What Is Extra Virgin Olive Oil?

Labels such as virgin, extra virgin and pure are used to categorize olive oils according to their acidity.

Cooks have a variety of oils to choose from these days. Canola, vegetable and peanut oils are among the most highly visible brands advertised on television and stacked on grocery store racks. Olive oil has seen a surge in popularity as well. The only oil to be pressed from a fruit, olive oil is praised for its distinct flavor and light body. Olive oil is also quite versatile in the kitchen, substituting easily for most any other oil.

The use of olive oil is said to have originated in Syria where the first olive trees were cultivated. The uses of olive oil extended well beyond the kitchen. The oil was used as a fuel for lamps and also as anodyne for burns and wounds. Olive trees extended into the Mediterranean where the climate was highly conducive to their cultivation. Italy is perhaps best known for her olive oils and she counts among the major producers. Greece is famous for their Kalamata olives, and her inhabitants are the largest consumers of olive oil in the world. Spain, France, Portugal, Morocco, Tunisia, and Algeria also have important olive oil industries.

The cultivation of olives has produced over 900 varieties of olives from which to press oil. Olive trees are prorogated from cuttings. When the cutting has taken root under special care in the greenhouse, it is ready to be planted in the ground. Depending on the type of olives desired, anywhere from fifty to three hundred trees could be planted per acre. The first fruit will appear after four years, and the trees reach peak production between twelve and fifteen years. Young unripened olives are green with a smooth, tight skin. Mature olives are black with a wrinkled skin. Sizes range anywhere from the small Nicoise olive to the plump Kalamata.



The flavor of olive oil depends on the time at which the olives are harvested. According to the California Olive Oil Council, green olives picked before maturity produce a rich and fruity oil. The more mature the olive, the more mild the oil flavor, although the amount of actual oil produced upon pressing is much higher than with green olives. The type of olive also adds to the oil's flavor, but most oils tend to be blends of several varieties.

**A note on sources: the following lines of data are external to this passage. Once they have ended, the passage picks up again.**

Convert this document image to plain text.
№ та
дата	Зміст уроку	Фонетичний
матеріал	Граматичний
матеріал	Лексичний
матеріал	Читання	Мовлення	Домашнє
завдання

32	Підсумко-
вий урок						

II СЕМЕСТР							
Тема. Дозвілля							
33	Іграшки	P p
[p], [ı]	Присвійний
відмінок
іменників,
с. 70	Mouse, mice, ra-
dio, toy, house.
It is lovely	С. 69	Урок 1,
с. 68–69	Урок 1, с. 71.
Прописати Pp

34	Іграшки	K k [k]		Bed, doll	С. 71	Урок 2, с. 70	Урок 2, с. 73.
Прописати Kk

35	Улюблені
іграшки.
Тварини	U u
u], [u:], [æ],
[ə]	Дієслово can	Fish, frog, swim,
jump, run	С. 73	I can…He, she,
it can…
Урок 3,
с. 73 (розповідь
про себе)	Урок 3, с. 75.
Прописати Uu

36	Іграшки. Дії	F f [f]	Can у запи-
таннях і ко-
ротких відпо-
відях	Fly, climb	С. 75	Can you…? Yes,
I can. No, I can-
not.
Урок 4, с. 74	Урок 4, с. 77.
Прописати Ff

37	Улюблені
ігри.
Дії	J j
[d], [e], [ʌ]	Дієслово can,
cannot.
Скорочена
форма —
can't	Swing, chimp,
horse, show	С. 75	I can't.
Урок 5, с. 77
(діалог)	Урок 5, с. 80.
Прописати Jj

Olives are picked by hand and washed before being crushed under a stone mill or hammer. The result is a pate of crushed fruit, skins and pits, which contain valuable preservatives. In more traditional refineries, the pate is spread over mats that when pressed together allowing the liquid to escape from the solids. This method requires exceptional cleanliness in the mats. Olive oil not properly removed from the mats will turn rancid, souring an entire oil batch. More modern presses have come to rely on the centrifuge to separate the olive solids from the oil. Results of the first centrifuge may contain some residue of water or solids, which could taint the oil, so a second purifying centrifuge is performed. The oil is given time to rest before it is bottled for the consumer.

Labels such as virgin, extra virgin and pure are used to categorize olive oils according to their acidity. Virgin olive oil is the first pressing of the olives with an acidity level no higher than three percent. To receive the virgin label, however, the oil must not be further processed by heat or chemicals. Extra virgin olive oil is the first pressing of the olives with an acidity level no higher than one percent, and no heat or chemical processing. Both virgin and extra virgin olive oils are considered 100% unadulterated olive oil. Pure olive oil is extracted with heat and chemicals from the pulps, or solids, left behind after the first pressing. Virgin olive oils are said to have better flavor then pure olive oil, which is also less expensive.

Olive oils are typically used as a basis for oil infusions. The natural flavors of herbs, citrus and spice are extracted and infused into the oil. The new flavored oil adds accents to marinades, dressings, and sauces. The California Olive Oil Council considers the best infused oils to be the ones where the olives and additional extracts (citrus, herbs, etc.) are crushed together. Also, if virgin olive oils are used, the flavor is far superior than those made from low-grade oils.

Choosing an olive oil is much like choosing a fine wine. The oil's bouquet should smell like fruity olives. Its taste can range from light to heavy depending on the variety. There should never be a metallic flavor (indication of rancidity) or a heavy after taste (inferior quality). Choose oils on personal taste preference and the oils' expected uses. Grilled chicken might require heartier oil than delicate seafood. Never judge oil by its color. Producers can easily influence oil's color during pressing and it is no indication of quality.

Many cooks are looking to olive oil to fulfill many of their modern cooking needs. Olive oil is reported to reduce cholesterol levels making olive oil a healthy choice. Olive oil is not, however, lower in calories or saturated fat compared to other oils. One ounce of olive oil contains 251 calories, 28.4 total grams of fat, and 3.8 grams of saturated fat. Canola oil has 251 calories, 28.4 total grams of fat, and 2.0 grams of saturated fat. The forbidden butter contains 248 calories, 28.2 total grams of fat, and 17.6 grams of saturated fat per ounce.